张正愣了愣,似乎没想到张玄会突然提到谢非,说:“他是给过我电话,不过我太忙,就没联络上,他法术不错,相信有什么问题可以自己处理好。”
张正和谢非虽然是同门学道,但两人的师父不同,加上谢非说话刻薄,所以他们关系一般,和他目前要解决的问题相比,谢非的事不值一提,最多是小打小闹的捉鬼案而已,根本不需要他帮忙。
听了他的回答,张玄的眉头微微皱起,“你急着查明真相没错,但一味地为了找凶手而找凶手,那是不是舍本逐末了?”
张正没听懂,看着他,张玄又郑重说道:“巡警和其他人的命是命,谢非的命也是命,我想如果不是万不得已,他不会去向你求助的。你舍近求远地帮人,却忘了修道的根本,如果你先找到萧兰草的话,希望你不要急于动手,把事情问清楚再说,修道不等于可以任意妄为,一个生灵的存在与否不该由我们来做决断。”
张正露出异常惊讶的表情,这番堂堂正正的言辞出自张玄之口,实在出乎他的意料,汉堡也是同样的反应,站在车头上看张玄,满是敬仰崇拜。
觉察到气氛的微妙,张玄打了个哈哈,“其实小兰花欠了我一千万,他要是死了,我这一票就打水漂了,拜托拜托,看在师出同门的份上,你一定要帮衬帮衬,别挡我财路啊。”
刺溜!
车头打滑,汉堡的头仰得太高,从车上滑了下去,张正也晃了一下,恨恨地瞪张玄,心想他早该知道这家伙眼中只有钱,能让他这么在意的也只有钱能办到了!
张正什么都没说,沉着脸戴上头盔,掉头而去,汉堡重新飞回车上,看着摩托车的背影,说:“我从他的眼睛里看到了深深的失望,海神大人,您就是为了打击人而存在的。”
张玄恢复了平时的吊儿郎当,他发现他为什么没办法和张正做朋友了,因为他讨厌这种绝对的正义与原则,就像当年在雪山之巅,那些自认为正义的道士们不问青红皂白就要杀素问一样。
“挺好的,”聂行风说:“早点明白张玄是什么人对他来说是件好事,否则他将会更失望。”
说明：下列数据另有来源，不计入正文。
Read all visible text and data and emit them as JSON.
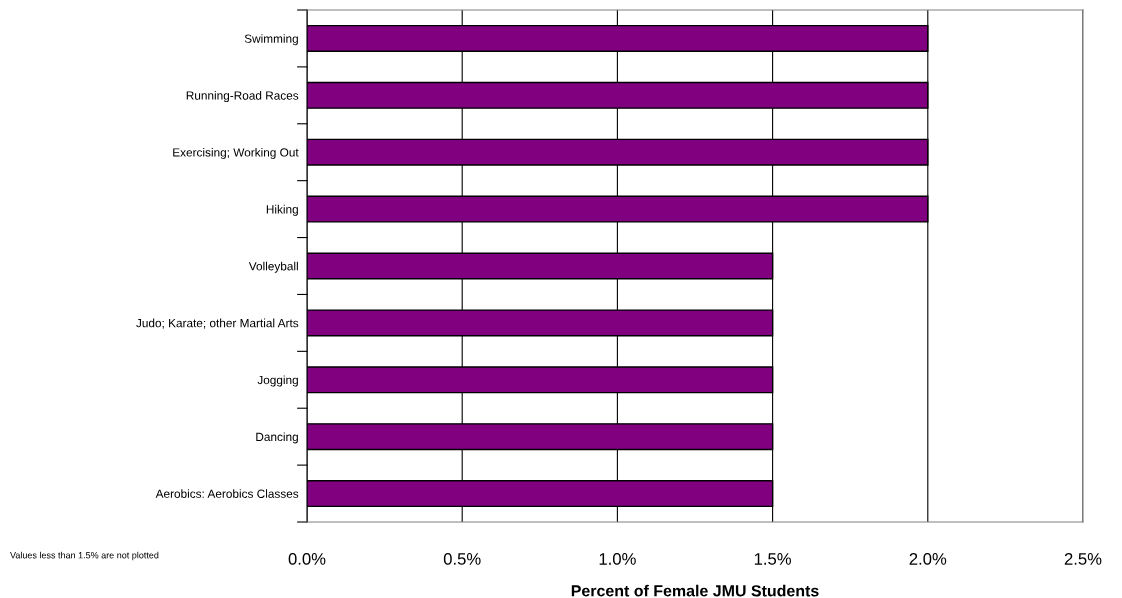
{
  "chart_data": {
    "type": "bar",
    "orientation": "horizontal",
    "categories": [
      "Swimming",
      "Running-Road Races",
      "Exercising; Working Out",
      "Hiking",
      "Volleyball",
      "Judo; Karate; other Martial Arts",
      "Jogging",
      "Dancing",
      "Aerobics: Aerobics Classes"
    ],
    "values": [
      2.0,
      2.0,
      2.0,
      2.0,
      1.5,
      1.5,
      1.5,
      1.5,
      1.5
    ],
    "color": "#800080",
    "xlim": [
      0,
      2.5
    ],
    "xticks": [
      {
        "value": 0,
        "label": "0.0%"
      },
      {
        "value": 0.5,
        "label": "0.5%"
      },
      {
        "value": 1.0,
        "label": "1.0%"
      },
      {
        "value": 1.5,
        "label": "1.5%"
      },
      {
        "value": 2.0,
        "label": "2.0%"
      },
      {
        "value": 2.5,
        "label": "2.5%"
      }
    ],
    "xlabel": "Percent of Female JMU Students",
    "annotations": [
      "Values less than 1.5% are not plotted"
    ],
    "grid": "x",
    "legend": false
  }
}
“还是董事长大人英明!”汉堡在车上用爪子打拍子点赞。
“哎呀呀,董事长你真是太了解我了,所谓士为知己者死,今后你要是有什么差遣,我绝对……”
“行了,你们俩少拍马屁了。”
聂行风回到车上,张玄和汉堡也紧跟着上了车,说:“喜欢拍马屁的是汉堡,不是我,我可是字字发自肺腑啊!”
“别闹虚的了,没钱拿的,说正事。”
“是是是,说正事说正事,如果张正说的都是真的,那他又是怎么注意到小兰花有问题的?小兰花附身也不是一天两天了,他为什么会突然感兴趣?”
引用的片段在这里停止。